For Vegas, Elvis’s comeback changed the entire entertainment template, from a sophisticated Sinatra-style act to a big rock-concert-like spectacle. “He created the model for a different kind of Vegas show,” Zoglin says, “no longer an intimate nightclub encounter for an audience of a few hundred, but a big-star extravaganza, playing to thousands. He paved the way for the lavish shows of stars like Cher and Dolly Parton—and, much later, Celine Dion, Elton John, and a new generation of pop stars enlisted for Vegas ‘residencies.’”Elvis’s comeback was a monumental success.
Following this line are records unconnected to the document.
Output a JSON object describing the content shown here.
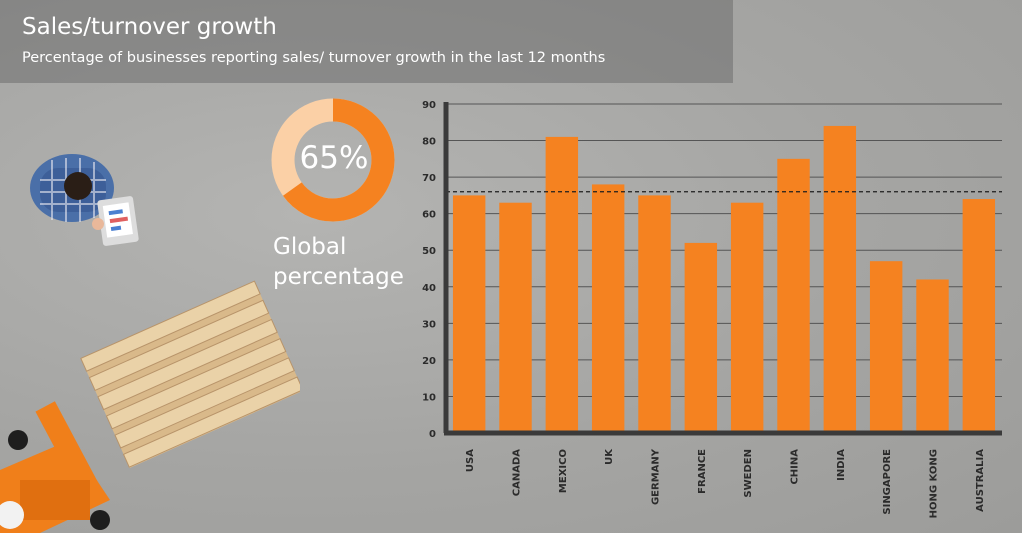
{
  "header": {
    "title": "Sales/turnover growth",
    "subtitle": "Percentage of businesses reporting sales/ turnover growth in the last 12 months"
  },
  "global": {
    "value": 65,
    "value_label": "65%",
    "label": "Global percentage"
  },
  "colors": {
    "bar": "#f58220",
    "donut_bg": "#fbd0a6",
    "axis": "#3a3a3a"
  },
  "chart_data": {
    "type": "bar",
    "title": "Sales/turnover growth",
    "xlabel": "",
    "ylabel": "",
    "ylim": [
      0,
      90
    ],
    "yticks": [
      0,
      10,
      20,
      30,
      40,
      50,
      60,
      70,
      80,
      90
    ],
    "grid": true,
    "reference_line": 66,
    "categories": [
      "USA",
      "CANADA",
      "MEXICO",
      "UK",
      "GERMANY",
      "FRANCE",
      "SWEDEN",
      "CHINA",
      "INDIA",
      "SINGAPORE",
      "HONG KONG",
      "AUSTRALIA"
    ],
    "values": [
      65,
      63,
      81,
      68,
      65,
      52,
      63,
      75,
      84,
      47,
      42,
      64
    ]
  }
}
A record-breaking 101,000 people saw Elvis during the engagement—two shows a night, seven nights a week, for four solid weeks, every show sold out. The reviews, from the trade press to some of the nation’s top rock critics, were nearly all ecstatic. Elvis would return to Las Vegas every six months for the next seven years. He performed more than 600 shows there, and sold out every one. Each of his sellout engagements was a bonanza for the city, bringing in visitors from around the world and giving a boost to business all over town.
“He brought his showmanship, his matchless voice, and the urgency of an artist on a mission to redeem himself,” Zoglin writes. “Las Vegas brought the crowds. Neither would ever be the same again.”